Passava do final de julho, era final de verão. A grama verde farfalhava com um suave vento que refrescava aquele calor. Assim como todas as tardes, ele estava lá a sua espera. Sentado no assoalho de madeira da humilde residência a noroeste de Rukongai. Passava o dia observando o que acontecia ao seu redor. Conhecia cada detalhe daquelas imediações. Sabia qual flor havia desabrochado e qual havia murchado, até mesmo o número de botões de cada uma delas. Não gostava do verão, preferia muito mais o frio. De qualquer maneira, na vida miserável que tinha, era melhor que fizesse calor mesmo. Não possuía dinheiro para comprar bons agasalhos nem ao menos comer bem como exigia o rigoroso inverno que fazia. Toda aquela rotina parecia extremamente entediante a qualquer um, mas havia algo que ocorria naquele dia que o fazia ansiar. Sabia que ela viria. Mesmo rotineiro, não podia deixar de sentir o coração palpitar quando a hora se aproximava. Sempre por volta das quatro da tarde, podia ver a cena que se repetia metodicamente, e acontecia naquele momento novamente. Abriu um largo sorriso que rapidamente tratou de esconder, acanhado, ao ver a menina surgir. O cabelo preto trançado caído sobre o ombro direito, o rosto suave de traços finos e bem desenhados, os olhos tão negros quanto os cabelos. Ela caminhava rapidamente, quase que correndo. Carregava junto ao peito dois livros. Vestia o uniforme praticamente impecável, vermelho e branco, da academia. Fazia algum tempo já que ela a freqüentava. E mesmo que fosse contra a vontade dele, não podia negar que aquele traje a deixava linda. Apesar de parecer ter um corpo ainda não totalmente desenvolvido, ela tinha discretas curvas que considerava bastante insinuantes. Suas bochechas coraram assim que ela aproximou-se.
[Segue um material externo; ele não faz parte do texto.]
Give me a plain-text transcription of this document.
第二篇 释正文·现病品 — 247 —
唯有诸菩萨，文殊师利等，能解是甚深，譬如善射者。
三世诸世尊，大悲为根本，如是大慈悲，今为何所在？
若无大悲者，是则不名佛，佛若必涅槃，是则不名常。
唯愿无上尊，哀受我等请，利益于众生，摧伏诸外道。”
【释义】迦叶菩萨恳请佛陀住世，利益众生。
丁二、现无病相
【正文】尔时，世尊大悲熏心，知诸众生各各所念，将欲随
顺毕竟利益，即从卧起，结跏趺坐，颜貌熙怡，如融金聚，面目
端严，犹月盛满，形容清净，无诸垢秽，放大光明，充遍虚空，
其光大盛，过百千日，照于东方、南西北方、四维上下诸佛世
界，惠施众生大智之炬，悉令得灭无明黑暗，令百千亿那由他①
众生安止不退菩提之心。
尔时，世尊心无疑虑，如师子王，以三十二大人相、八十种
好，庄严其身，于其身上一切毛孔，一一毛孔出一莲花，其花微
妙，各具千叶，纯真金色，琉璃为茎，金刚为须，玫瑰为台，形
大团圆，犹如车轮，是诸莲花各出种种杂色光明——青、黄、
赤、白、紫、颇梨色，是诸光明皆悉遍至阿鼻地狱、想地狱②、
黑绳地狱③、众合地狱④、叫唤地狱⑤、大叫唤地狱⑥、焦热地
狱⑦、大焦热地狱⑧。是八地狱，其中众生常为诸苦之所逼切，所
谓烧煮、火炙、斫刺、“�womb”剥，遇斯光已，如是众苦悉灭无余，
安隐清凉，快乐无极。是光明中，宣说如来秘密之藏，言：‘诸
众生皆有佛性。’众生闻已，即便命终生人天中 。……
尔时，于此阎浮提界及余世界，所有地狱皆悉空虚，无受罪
- Shiro-chan! – ela gritou.
- É Hitsugaya, Hinamori! – ele ralhou como de costume enquanto abocanhava uma fatia de melancia. Uma das várias que estavam cortadas em um prato.
- Tenho uma ótima notícia! – ela disse saltitante.
- Diga. – ele disse com a expressão de alguém que nem ligava para o que se passava.
- Queria que fosse o primeiro a saber! – exclamou.
- Diga logo!!! – sem paciência ele mordeu o último pedaço da fruta.
- Adivinhe! – brincou tomando-lhe as mãos entre seus punhos, fazendo-o ruborizar. – Passei no exame da academia! E fui chamada para um esquadrão!
Ele não sabia se estava entorpecido pelo rubor causado pela atitude dela ou pela realidade que agora lhe caia sobre a cabeça. Hinamori agora era uma shinigami. Uma sensação de felicidade por saber que sua amiga agora teria uma vida melhor preencheu seu coração, mas ao mesmo tempo, uma profunda tristeza e solidão lhe assolaram. Agora sim haveria uma barreira entre os dois. A barreira que separava Rukongai da Seireitei. Ainda atordoado, ela teve de sacudi-lo para trazê-lo a si novamente.
- Shiro-chan! Ei! Responda, Shiro-chan! Aconteceu alguma coisa?
- Ah?! Não, Não... Não seja boba! – ele esboçou um fraco, porém sincero sorriso. – Parabéns, Hinamori. Você se esforçou muito. – parabenizou-a, ainda sentindo as mãos finas dela acolhendo as suas.
- Shiro-chan, estou tão feliz! Mas ainda não sei em qual esquadrão vou entrar. Será que é daquele taichou que me salvou naquele treinamento aquela vez, o Aizen-taichou? Ah, seria tão bom, até parece que aconteceria. Talvez me chamem para o quarto esquadrão, afinal, eu me formei com as melhores notas em kidou, então... seria bom também ajudar as pessoas, não é?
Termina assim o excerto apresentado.